Frequently asked questions
- What does /cortex-integrate do?
- It wraps an LLM call with the layers that make the integration production-ready: retry with exponential backoff, streaming response handling, semantic cache, fallback provider, token budgets per user and globally, and rate limiting per identity.
- How is /cortex-integrate different from using an SDK directly?
- SDKs provide the call. The production concerns (retry, cache, fallback, budgets, rate limits) are the integration's responsibility. /cortex-integrate produces all of those as the default rather than leaving them as future work.
- When should I use /cortex-integrate?
- When adding an LLM-powered feature to a real product, or when hardening an existing prototype to production standards. Skip it for one-off scripts where the production layers are overhead.
- What providers does /cortex-integrate support?
- Vercel AI Gateway is the default with provider-prefixed model strings (Anthropic, OpenAI, Google, etc.). Direct provider SDKs are supported when the project already uses them.
- Does /cortex-integrate handle streaming?

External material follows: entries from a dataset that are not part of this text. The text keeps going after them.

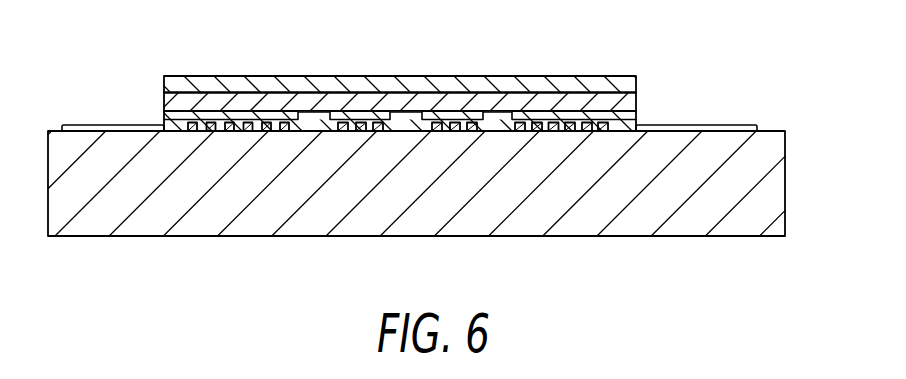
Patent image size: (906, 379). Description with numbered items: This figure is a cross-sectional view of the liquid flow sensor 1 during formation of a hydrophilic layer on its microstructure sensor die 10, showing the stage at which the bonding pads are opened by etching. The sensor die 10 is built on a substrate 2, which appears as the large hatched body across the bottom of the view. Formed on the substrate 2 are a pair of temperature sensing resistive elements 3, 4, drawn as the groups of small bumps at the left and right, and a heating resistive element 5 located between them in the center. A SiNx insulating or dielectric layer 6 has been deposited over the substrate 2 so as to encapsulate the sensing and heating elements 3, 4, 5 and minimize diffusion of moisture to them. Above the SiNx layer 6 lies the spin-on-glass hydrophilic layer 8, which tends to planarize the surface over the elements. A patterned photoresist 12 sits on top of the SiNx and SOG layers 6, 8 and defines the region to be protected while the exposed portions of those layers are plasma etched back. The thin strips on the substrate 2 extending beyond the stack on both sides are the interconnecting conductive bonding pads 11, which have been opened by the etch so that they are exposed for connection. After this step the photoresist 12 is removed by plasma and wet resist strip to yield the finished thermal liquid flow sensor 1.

The liquid flow sensor 1 is at (784, 68).
The substrate 2 is at (757, 208).
The temperature sensing resistive element 3 is at (248, 131).
The temperature sensing resistive element 4 is at (570, 131).
The heating resistive element 5 is at (455, 131).
The SiNx layer 6 is at (628, 117).
The hydrophilic layer 8 is at (164, 102).
The microstructure sensor die 10 is at (795, 131).
The conductive bonding pad 11 is at (91, 125).
The photoresist 12 is at (637, 82).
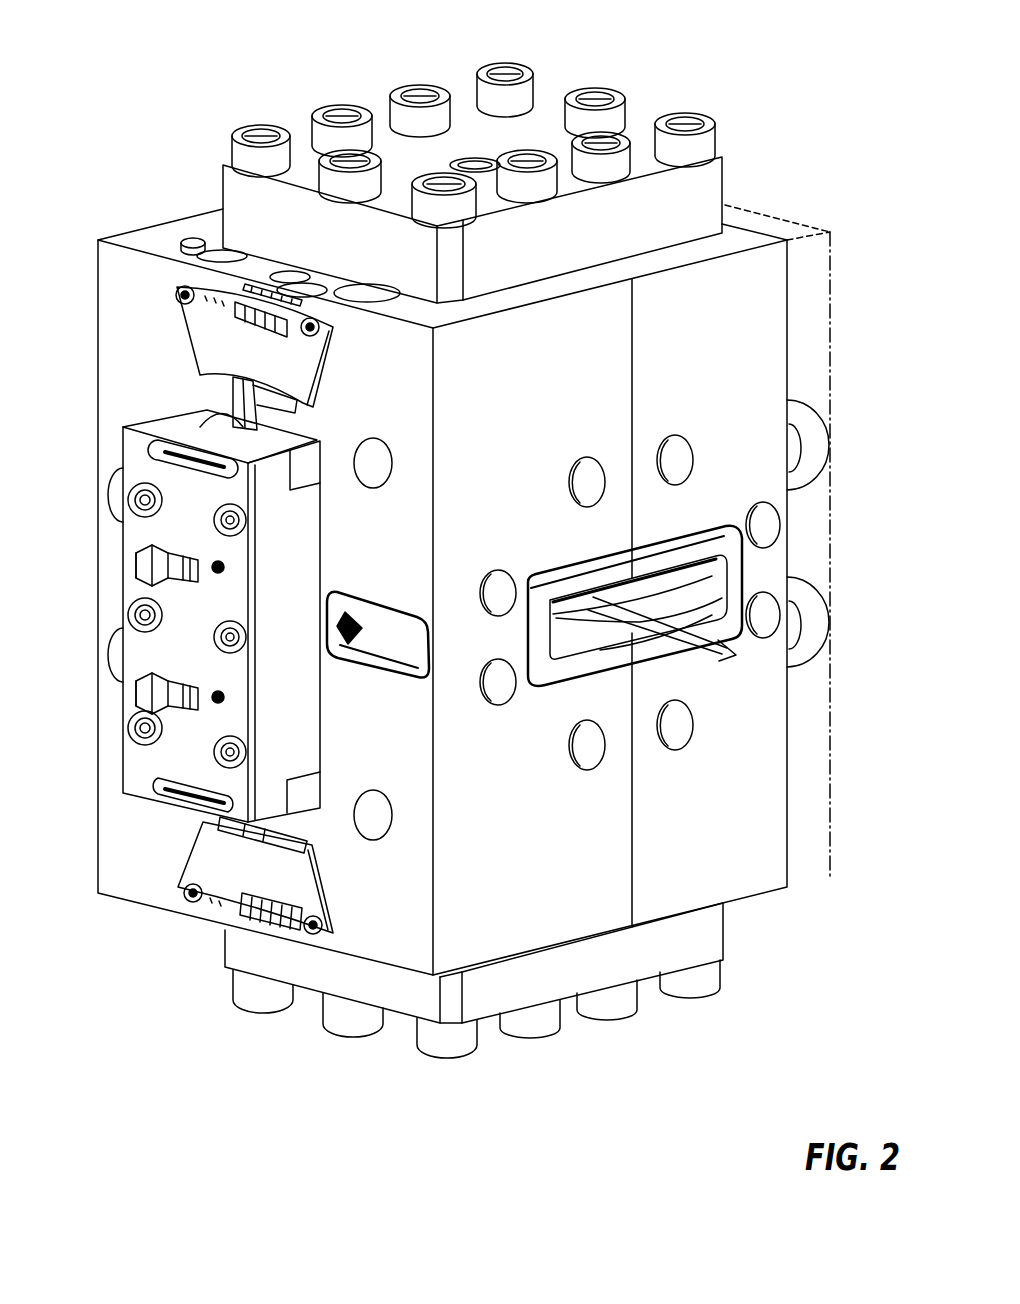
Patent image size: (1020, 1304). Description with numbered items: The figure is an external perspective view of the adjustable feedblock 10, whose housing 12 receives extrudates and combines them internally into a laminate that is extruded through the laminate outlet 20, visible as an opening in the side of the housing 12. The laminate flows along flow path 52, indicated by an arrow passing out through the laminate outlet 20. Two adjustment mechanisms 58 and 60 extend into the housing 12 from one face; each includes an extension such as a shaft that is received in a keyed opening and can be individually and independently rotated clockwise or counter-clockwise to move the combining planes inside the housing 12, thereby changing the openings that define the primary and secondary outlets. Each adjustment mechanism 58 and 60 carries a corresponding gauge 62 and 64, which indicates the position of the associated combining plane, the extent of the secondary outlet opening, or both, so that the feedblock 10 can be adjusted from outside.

- Yes. Streaming is the default for user-facing routes because the perceived latency is meaningfully better. The wrapper also handles client-side cancellation so an aborted request does not waste tokens.
- How do I install /cortex-integrate?
- Install Tonone for Claude Code via the get-started guide at tonone.ai/get-started. /cortex-integrate ships with the Cortex agent and is invoked as a slash command in any Claude Code session. Tonone is free and MIT-licensed.
- Is /cortex-integrate free?
- Yes. The skill is part of Tonone, which is MIT-licensed. The only cost is Claude Code token usage during the work plus the LLM tokens used by the feature in production.
- Does /cortex-integrate prevent prompt-injection cost attacks?
- It bounds the impact: hard per-request output ceilings prevent a malicious prompt from generating very large completions, token budgets prevent a single user from racking up cost, and rate limits prevent a single user from dominating the queue.